We want to generate a ‘reward’ response in our people because:
- The reward system is highly motivating and prompts the release of the neurotransmitter dopamine, which encourages our brain to work at optimal levels.
- We are less at the mercy of our unconscious reactions, as we can choose to engage the ‘CEO of the brain’, the rational, goal-setting system of the brain which allows us to work with maximum productivity and engagement.
- A reward-oriented growth mindset tends to produce greater happiness and more positive emotion happens in your people.

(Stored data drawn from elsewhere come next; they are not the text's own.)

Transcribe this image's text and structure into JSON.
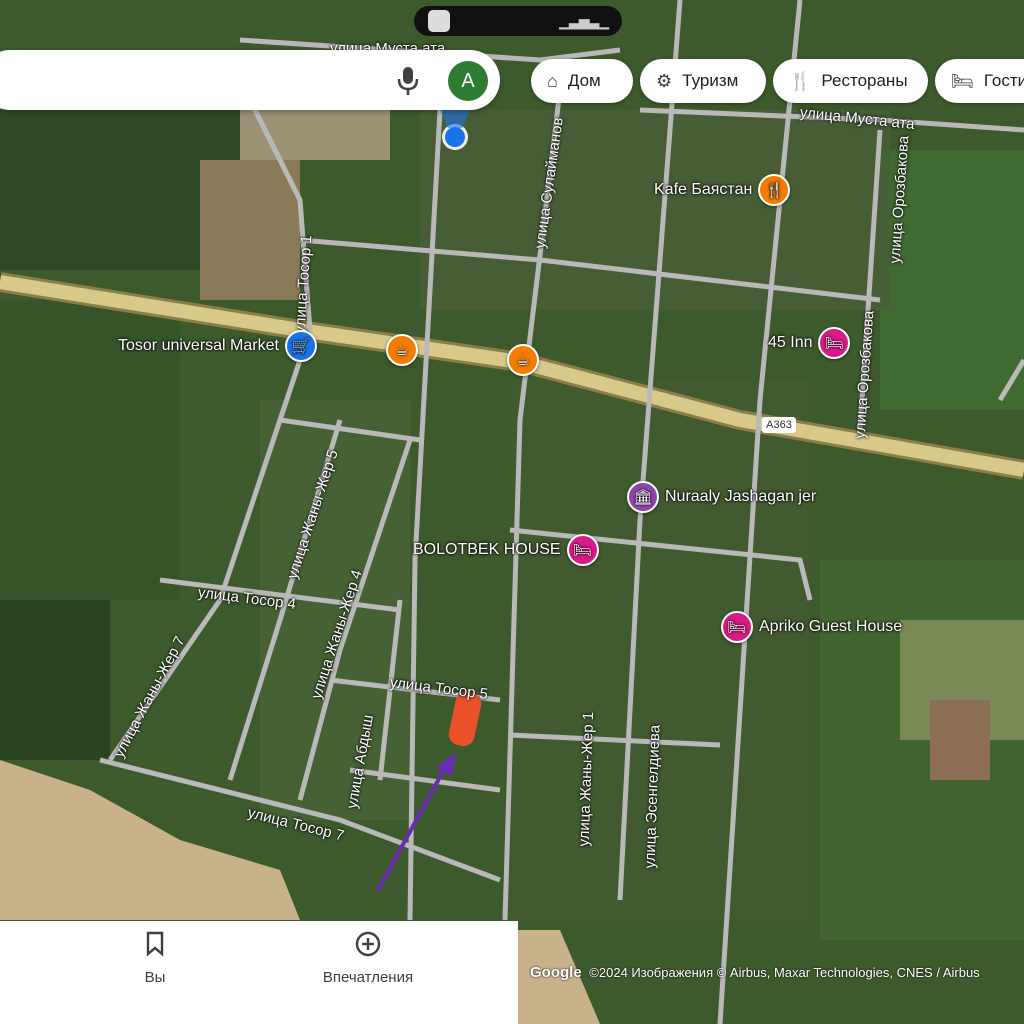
{
  "colors": {
    "satellite_base": "#3d5a2c",
    "field_dark": "#2f4a24",
    "field_light": "#6b7a45",
    "sand": "#c9b28a",
    "highway": "#d8c98a",
    "road": "#b9b9b9",
    "poi_food": "#f57c00",
    "poi_lodging": "#d81b87",
    "poi_event": "#8e44ad",
    "poi_shop": "#1a73e8",
    "marker": "#e8512a",
    "arrow": "#6a2cb3",
    "location_dot": "#1a73e8",
    "avatar": "#2e7d32"
  },
  "search": {
    "mic_icon": "microphone-icon",
    "avatar_letter": "А"
  },
  "chips": [
    {
      "icon": "home-icon",
      "label": "Дом"
    },
    {
      "icon": "tourism-icon",
      "label": "Туризм"
    },
    {
      "icon": "restaurant-icon",
      "label": "Рестораны"
    },
    {
      "icon": "hotel-icon",
      "label": "Гостиницы"
    }
  ],
  "streets": [
    {
      "name": "улица Муста ата"
    },
    {
      "name": "улица Муста ата"
    },
    {
      "name": "улица Сулайманов"
    },
    {
      "name": "улица Орозбакова"
    },
    {
      "name": "улица Орозбакова"
    },
    {
      "name": "улица Тосор 1"
    },
    {
      "name": "улица Жаны-Жер 5"
    },
    {
      "name": "улица Жаны-Жер 4"
    },
    {
      "name": "улица Тосор 4"
    },
    {
      "name": "улица Жаны-Жер 7"
    },
    {
      "name": "улица Абдыш"
    },
    {
      "name": "улица Тосор 5"
    },
    {
      "name": "улица Тосор 7"
    },
    {
      "name": "улица Жаны-Жер 1"
    },
    {
      "name": "улица Эсенгелдиева"
    }
  ],
  "pois": [
    {
      "name": "Kafe Баястан",
      "icon": "fork-knife-icon",
      "type": "food"
    },
    {
      "name": "Tosor universal Market",
      "icon": "shopping-cart-icon",
      "type": "shop"
    },
    {
      "name": "45 Inn",
      "icon": "bed-icon",
      "type": "lodging"
    },
    {
      "name": "Nuraaly Jashagan jer",
      "icon": "building-icon",
      "type": "event"
    },
    {
      "name": "BOLOTBEK HOUSE",
      "icon": "bed-icon",
      "type": "lodging"
    },
    {
      "name": "Apriko Guest House",
      "icon": "bed-icon",
      "type": "lodging"
    },
    {
      "name": "",
      "icon": "coffee-icon",
      "type": "food"
    },
    {
      "name": "",
      "icon": "coffee-icon",
      "type": "food"
    }
  ],
  "route_badge": "A363",
  "bottom_sheet": {
    "buttons": [
      {
        "icon": "bookmark-icon",
        "label": "Вы"
      },
      {
        "icon": "add-circle-icon",
        "label": "Впечатления"
      }
    ]
  },
  "attribution": {
    "brand": "Google",
    "text": "©2024 Изображения © Airbus, Maxar Technologies, CNES / Airbus"
  }
}
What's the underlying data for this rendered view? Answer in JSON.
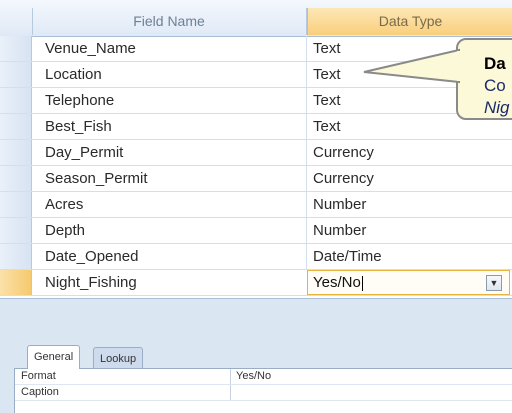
{
  "table": {
    "header": {
      "field_name": "Field Name",
      "data_type": "Data Type"
    },
    "rows": [
      {
        "name": "Venue_Name",
        "type": "Text"
      },
      {
        "name": "Location",
        "type": "Text"
      },
      {
        "name": "Telephone",
        "type": "Text"
      },
      {
        "name": "Best_Fish",
        "type": "Text"
      },
      {
        "name": "Day_Permit",
        "type": "Currency"
      },
      {
        "name": "Season_Permit",
        "type": "Currency"
      },
      {
        "name": "Acres",
        "type": "Number"
      },
      {
        "name": "Depth",
        "type": "Number"
      },
      {
        "name": "Date_Opened",
        "type": "Date/Time"
      },
      {
        "name": "Night_Fishing",
        "type": "Yes/No"
      }
    ],
    "current_row": 9
  },
  "tabs": {
    "general": "General",
    "lookup": "Lookup"
  },
  "properties": [
    {
      "label": "Format",
      "value": "Yes/No"
    },
    {
      "label": "Caption",
      "value": ""
    }
  ],
  "callout": {
    "line1": "Da",
    "line2": "Co",
    "line3": "Nig"
  },
  "colors": {
    "current_row": "#f6c96e",
    "callout_bg": "#fbf9d8",
    "header_selected": "#f9cf7d"
  }
}
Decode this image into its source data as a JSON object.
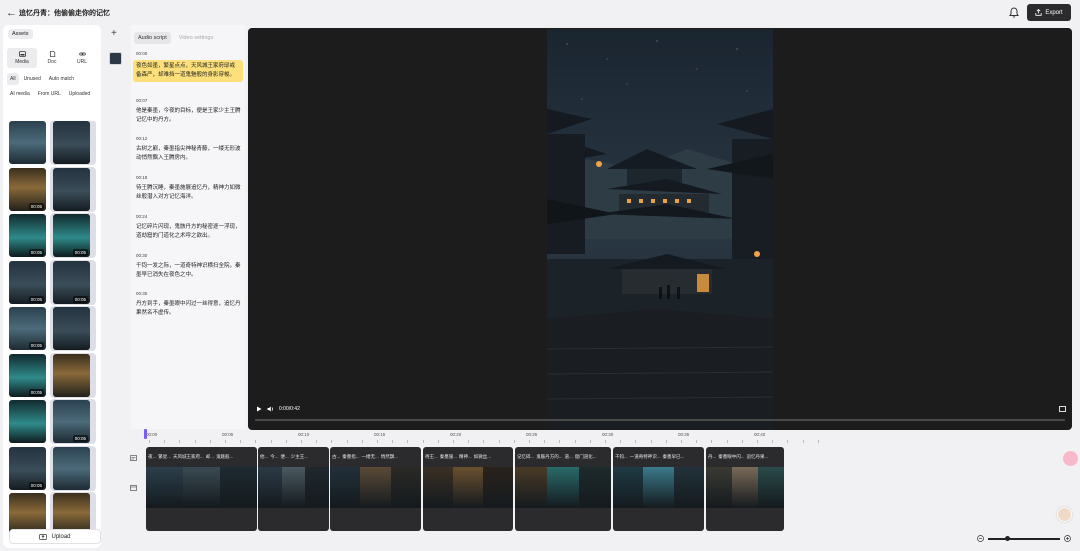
{
  "header": {
    "title": "追忆丹青：他偷偷走你的记忆",
    "export_label": "Export"
  },
  "assets_panel": {
    "tab_label": "Assets",
    "source_tabs": [
      "Media",
      "Doc",
      "URL"
    ],
    "filters": [
      "All",
      "Unused",
      "Auto match",
      "AI media",
      "From URL",
      "Uploaded"
    ],
    "thumbs": [
      {
        "dur": "",
        "kind": "portrait"
      },
      {
        "dur": "",
        "kind": "scene"
      },
      {
        "dur": "00:05",
        "kind": "lamp"
      },
      {
        "dur": "",
        "kind": "scene"
      },
      {
        "dur": "00:05",
        "kind": "glow"
      },
      {
        "dur": "00:05",
        "kind": "glow"
      },
      {
        "dur": "00:05",
        "kind": "scene"
      },
      {
        "dur": "00:05",
        "kind": "scene"
      },
      {
        "dur": "00:05",
        "kind": "portrait"
      },
      {
        "dur": "",
        "kind": "scene"
      },
      {
        "dur": "00:05",
        "kind": "glow"
      },
      {
        "dur": "",
        "kind": "lamp"
      },
      {
        "dur": "",
        "kind": "glow"
      },
      {
        "dur": "00:05",
        "kind": "portrait"
      },
      {
        "dur": "00:05",
        "kind": "scene"
      },
      {
        "dur": "",
        "kind": "portrait"
      },
      {
        "dur": "",
        "kind": "lamp"
      },
      {
        "dur": "",
        "kind": "lamp"
      }
    ],
    "upload_label": "Upload"
  },
  "script_panel": {
    "tabs": [
      "Audio script",
      "Video settings"
    ],
    "segments": [
      {
        "time": "00:00",
        "text": "夜色如墨，繁星点点，天风城王家府邸戒备森严，却难挡一道鬼魅般的身影穿梭。"
      },
      {
        "time": "00:07",
        "text": "他是秦墨，今夜的目标，便是王家少主王腾记忆中的丹方。"
      },
      {
        "time": "00:12",
        "text": "古树之巅，秦墨指尖神秘青藤，一缕无形波动悄然飘入王腾房内。"
      },
      {
        "time": "00:18",
        "text": "待王腾沉睡，秦墨施展追忆丹，精神力如微丝般潜入对方记忆海洋。"
      },
      {
        "time": "00:24",
        "text": "记忆碎片闪现，鬼骸丹方的秘密逐一浮现，道劫窟的门道化之术呼之欲出。"
      },
      {
        "time": "00:30",
        "text": "千钧一发之际，一道奇特神识横扫全院，秦墨早已消失在夜色之中。"
      },
      {
        "time": "00:35",
        "text": "丹方到手，秦墨眼中闪过一丝得意，追忆丹果然名不虚传。"
      }
    ]
  },
  "player": {
    "time": "0:00/0:42",
    "progress": 0
  },
  "timeline": {
    "ruler": [
      "00:00",
      "00:05",
      "00:10",
      "00:15",
      "00:20",
      "00:25",
      "00:30",
      "00:35",
      "00:40"
    ],
    "clips": [
      {
        "captions": [
          "夜...",
          "繁星...",
          "天风城王家府...",
          "却...",
          "鬼魅般..."
        ]
      },
      {
        "captions": [
          "他...",
          "今...",
          "便...",
          "少主王..."
        ]
      },
      {
        "captions": [
          "古...",
          "秦墨指...",
          "一缕无...",
          "悄然飘..."
        ]
      },
      {
        "captions": [
          "待王...",
          "秦墨施...",
          "精神...",
          "如微丝..."
        ]
      },
      {
        "captions": [
          "记忆碎...",
          "鬼骸丹方的...",
          "道...",
          "窟门道化..."
        ]
      },
      {
        "captions": [
          "千钧...",
          "一道奇特神识...",
          "秦墨早已..."
        ]
      },
      {
        "captions": [
          "丹...",
          "秦墨眼中闪...",
          "追忆丹果..."
        ]
      }
    ]
  },
  "colors": {
    "accent": "#7b5cf0",
    "highlight": "#fde07a",
    "export_bg": "#2b2b2e"
  }
}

When we see ourselves as learning and improving and getting better it provides intrinsic reward in the brain.
- The human brain is a highly social organ and we want to maximise this for benefit rather than detriment.
Reward responses can come into play in scenarios like these:
- When discussing performance — framing things in terms of ‘how can we grow your development in that area?’ will prompt a reward rather than a threat response.
- A perceived increase to a person’s reputation activates the same neural circuitry in the brain as receiving a monetary reward.
- People seeing themselves as learning and improving and getting better provides intrinsic reward in the brain.
As you foster a ‘reward response’ environment in your team, bear in mind this important caveat.
However good a reward policy is in an organisation, leaders will not generate a ‘reward’ response in team members if the distribution of the reward is perceived as inequitable and unfair. Inequitable distribution of reward actually creates a threat response, and undermines the pleasure, motivation and productivity the reward was intended to engender.
So be fair, authentic, and mindful with your team, and enjoy the rewards.
By Kate Mathers, Executive Mindfulness Coach.